What is Early Math Really?

Early math is talked about often, but unfortunately the fundamental understanding of what early math actually is can be lost very… well, early. Early math consists of both procedural math and conceptual math. Procedural math generally begins in preschool and kindergarten and consists of a series of steps in order to solve a problem. For younger ages, this means basic addition and subtraction, using a tool (say a ruler) to measure an object, or counting sides of a shape and knowing the name of that shape because of it. This is the foundation of procedural math that later leads to, say, College Algebra or Calculus proofs.

On the other hand, the conceptual side of early math explains why the algorithm or procedure works. And this is what makes early math complex and not tied to specifically what happens in the early grades in the form of memorization charts or worksheets.

In the middle of what we deem “early math” there consists a broad range of topics that have traditionally been taught starting in preschool and kindergarten, such as counting, measurement, shapes, pattern, and number sense.

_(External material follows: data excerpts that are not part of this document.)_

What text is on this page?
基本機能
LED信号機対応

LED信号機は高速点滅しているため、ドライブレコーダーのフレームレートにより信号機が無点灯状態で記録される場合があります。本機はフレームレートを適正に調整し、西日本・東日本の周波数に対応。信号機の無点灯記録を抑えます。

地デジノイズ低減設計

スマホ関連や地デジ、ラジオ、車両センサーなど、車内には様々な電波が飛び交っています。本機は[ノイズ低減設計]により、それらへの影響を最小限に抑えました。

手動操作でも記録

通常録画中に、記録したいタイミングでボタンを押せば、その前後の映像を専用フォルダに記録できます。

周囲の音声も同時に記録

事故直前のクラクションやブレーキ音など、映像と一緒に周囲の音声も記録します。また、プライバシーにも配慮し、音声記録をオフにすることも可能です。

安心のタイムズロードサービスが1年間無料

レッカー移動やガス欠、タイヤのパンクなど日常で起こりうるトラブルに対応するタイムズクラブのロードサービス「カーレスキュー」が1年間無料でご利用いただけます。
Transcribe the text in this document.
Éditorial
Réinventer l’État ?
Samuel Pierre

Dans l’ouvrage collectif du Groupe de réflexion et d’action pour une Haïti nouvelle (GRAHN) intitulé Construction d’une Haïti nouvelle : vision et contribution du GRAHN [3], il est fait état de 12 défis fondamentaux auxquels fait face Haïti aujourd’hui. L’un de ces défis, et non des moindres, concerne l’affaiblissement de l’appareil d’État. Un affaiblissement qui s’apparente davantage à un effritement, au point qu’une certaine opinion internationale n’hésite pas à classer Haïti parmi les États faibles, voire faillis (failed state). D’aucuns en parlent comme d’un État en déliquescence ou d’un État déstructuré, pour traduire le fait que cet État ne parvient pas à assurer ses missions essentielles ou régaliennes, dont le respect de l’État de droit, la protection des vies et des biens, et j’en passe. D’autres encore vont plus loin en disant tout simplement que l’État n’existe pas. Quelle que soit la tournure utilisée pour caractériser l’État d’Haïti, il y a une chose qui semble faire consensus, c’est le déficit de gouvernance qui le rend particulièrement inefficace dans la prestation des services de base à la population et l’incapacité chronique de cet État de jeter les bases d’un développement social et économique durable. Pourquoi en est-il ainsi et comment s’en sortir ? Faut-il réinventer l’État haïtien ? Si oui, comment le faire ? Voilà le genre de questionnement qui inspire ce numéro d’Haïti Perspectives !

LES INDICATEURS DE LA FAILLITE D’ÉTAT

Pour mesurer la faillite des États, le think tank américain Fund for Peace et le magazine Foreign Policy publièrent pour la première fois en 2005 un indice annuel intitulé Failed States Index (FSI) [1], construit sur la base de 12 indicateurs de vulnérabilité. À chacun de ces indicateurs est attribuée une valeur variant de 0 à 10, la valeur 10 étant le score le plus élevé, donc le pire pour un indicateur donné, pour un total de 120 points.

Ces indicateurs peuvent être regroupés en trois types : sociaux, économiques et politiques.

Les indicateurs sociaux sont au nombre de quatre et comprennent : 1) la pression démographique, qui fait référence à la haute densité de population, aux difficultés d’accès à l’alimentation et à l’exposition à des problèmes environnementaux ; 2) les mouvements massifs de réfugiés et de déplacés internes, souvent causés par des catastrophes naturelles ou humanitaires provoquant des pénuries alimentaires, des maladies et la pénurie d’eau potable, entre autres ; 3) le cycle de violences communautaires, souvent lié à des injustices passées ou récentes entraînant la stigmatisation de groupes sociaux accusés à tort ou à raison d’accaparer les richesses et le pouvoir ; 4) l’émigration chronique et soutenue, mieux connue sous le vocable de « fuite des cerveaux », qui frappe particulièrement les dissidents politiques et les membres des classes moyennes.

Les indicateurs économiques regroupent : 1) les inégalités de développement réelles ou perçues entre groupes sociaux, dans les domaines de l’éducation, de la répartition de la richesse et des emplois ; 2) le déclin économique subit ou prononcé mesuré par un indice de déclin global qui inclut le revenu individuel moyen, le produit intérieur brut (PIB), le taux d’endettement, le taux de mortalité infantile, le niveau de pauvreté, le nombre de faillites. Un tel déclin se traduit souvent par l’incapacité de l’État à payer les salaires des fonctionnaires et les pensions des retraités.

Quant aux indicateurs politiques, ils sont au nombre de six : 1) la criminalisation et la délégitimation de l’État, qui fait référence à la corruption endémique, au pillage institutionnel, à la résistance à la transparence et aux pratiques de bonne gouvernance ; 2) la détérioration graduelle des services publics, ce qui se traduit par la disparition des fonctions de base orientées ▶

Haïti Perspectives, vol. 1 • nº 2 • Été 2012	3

Although there are procedures and facts involved in learning within each of these early math topics, conceptual learning of each of them leads to deeper understanding that has greater long term impact. For example, a procedural solution to a simple two digit subtraction problem (32-28) involves the traditional act of “borrowing” so that a 1 can be borrowed from the ten’s place to make 12 minus 8, or 4. Conceptual understanding of that subtraction problem explains how that procedure works and allows children to check the answer with logical thinking. The Big Idea that larger numbers are composed of smaller numbers allows a child to break those two numbers into smaller numbers (10 + 10 + 10 + 2) and (10 + 10 + 8). This may allow them to take two 10s from each side, leaving a simpler 12-8 equation. Why does this help? Besides confirming the answer through two different means (always a good thing when solving a problem) it also lays the groundwork for more complicated problem solving, such as long division.

Understanding both the procedural and conceptual helps not only in tackling learning in preschool and kindergarten, which is squarely in the middle of the “early years,” but it is also important to the earlier part of early math. Conceptual math in the early years begins in infancy. Yes, babies and toddlers. It begins with innate mathematical capacities such as attribute, comparison, pattern, and change. These precursor concepts don’t rely on symbols or understanding of number words, which comes later. It is understanding of the world around them. If a child doesn’t have basic understanding about comparison, the idea of equality and the equal sign can become difficult when it begins to be used in calculations and algorithms in a later math class. If an understanding of attribute isn’t fleshed out in a child’s mind, later when they are comparing a group (2a) to a different group (3b), the idea that a and b are in different groups because they have different attributes may not click.